Extensions of Multilinear Module Expansions

TL;DR

This paper develops a theoretical framework for understanding extensions in algebraic varieties expanded by multilinear operators, connecting derivations, cohomology, and algebraic structures.

Contribution

It introduces a new parametrization of extensions via abelian ideals and establishes a Well's type theorem linking derivations to Lie algebra extensions.

Findings

Characterization of ideal-preserving derivations as Lie algebra extensions

Establishment of a Hochschild-Serre exact sequence for these extensions

Connection between cohomological derivations and algebraic extensions

Abstract

We consider the deconstruction/reconstruction of extensions in varieties of algebras which are modules expanded by multilinear operators.

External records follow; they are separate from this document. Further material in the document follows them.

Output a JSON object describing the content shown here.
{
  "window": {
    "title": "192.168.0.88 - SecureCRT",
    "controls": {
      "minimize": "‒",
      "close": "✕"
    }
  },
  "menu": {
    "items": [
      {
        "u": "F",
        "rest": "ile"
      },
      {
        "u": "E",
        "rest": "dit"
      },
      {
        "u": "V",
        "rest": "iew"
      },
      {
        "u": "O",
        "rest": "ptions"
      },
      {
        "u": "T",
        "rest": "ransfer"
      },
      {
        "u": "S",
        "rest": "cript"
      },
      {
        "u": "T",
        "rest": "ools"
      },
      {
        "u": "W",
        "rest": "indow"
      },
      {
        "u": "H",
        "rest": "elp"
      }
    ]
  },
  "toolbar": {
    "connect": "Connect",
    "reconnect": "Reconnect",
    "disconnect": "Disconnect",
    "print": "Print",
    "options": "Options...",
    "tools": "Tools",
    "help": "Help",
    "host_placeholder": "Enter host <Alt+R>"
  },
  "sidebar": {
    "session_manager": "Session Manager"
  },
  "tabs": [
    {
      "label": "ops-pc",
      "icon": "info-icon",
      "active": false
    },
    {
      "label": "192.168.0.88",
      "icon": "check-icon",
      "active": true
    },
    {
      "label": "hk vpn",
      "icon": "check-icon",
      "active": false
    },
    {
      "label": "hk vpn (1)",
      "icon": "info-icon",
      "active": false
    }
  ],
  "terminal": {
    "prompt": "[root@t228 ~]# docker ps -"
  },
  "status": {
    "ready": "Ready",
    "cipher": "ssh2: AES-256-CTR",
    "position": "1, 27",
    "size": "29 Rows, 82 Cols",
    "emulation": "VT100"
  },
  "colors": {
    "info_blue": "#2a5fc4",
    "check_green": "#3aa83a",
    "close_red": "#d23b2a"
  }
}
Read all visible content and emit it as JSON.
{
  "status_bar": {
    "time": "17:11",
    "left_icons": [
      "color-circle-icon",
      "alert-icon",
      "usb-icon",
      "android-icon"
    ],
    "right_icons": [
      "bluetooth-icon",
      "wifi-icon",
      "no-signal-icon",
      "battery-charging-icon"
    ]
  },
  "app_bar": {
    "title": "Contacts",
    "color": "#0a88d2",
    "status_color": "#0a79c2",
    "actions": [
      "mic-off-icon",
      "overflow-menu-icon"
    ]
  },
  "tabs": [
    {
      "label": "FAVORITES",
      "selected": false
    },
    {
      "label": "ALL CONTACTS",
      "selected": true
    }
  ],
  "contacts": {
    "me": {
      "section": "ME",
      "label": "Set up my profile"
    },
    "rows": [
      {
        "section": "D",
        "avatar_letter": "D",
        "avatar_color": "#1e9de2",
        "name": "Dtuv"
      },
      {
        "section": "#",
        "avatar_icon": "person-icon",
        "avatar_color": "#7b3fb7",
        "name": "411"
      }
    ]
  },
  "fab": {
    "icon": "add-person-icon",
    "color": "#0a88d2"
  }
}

The parametrization of extensions determined by abelian ideals with unary actions agrees with the previous development of extensions realizing affine datum in arbitrary varieties of universal algebras. We establish a Well's type theorem which, for a fixed affine ideal, characterizes those ideal-preserving derivations of a group-trivial extension as a Lie algebra extension of the compatible pairs of derivations of the datum algebras associated to the ideal by the cohomological derivations of the datum. For these varieties, we establish a low-dimensional Hochschild-Serre exact sequence associated to an arbitrary extension equipped with an additional affine action.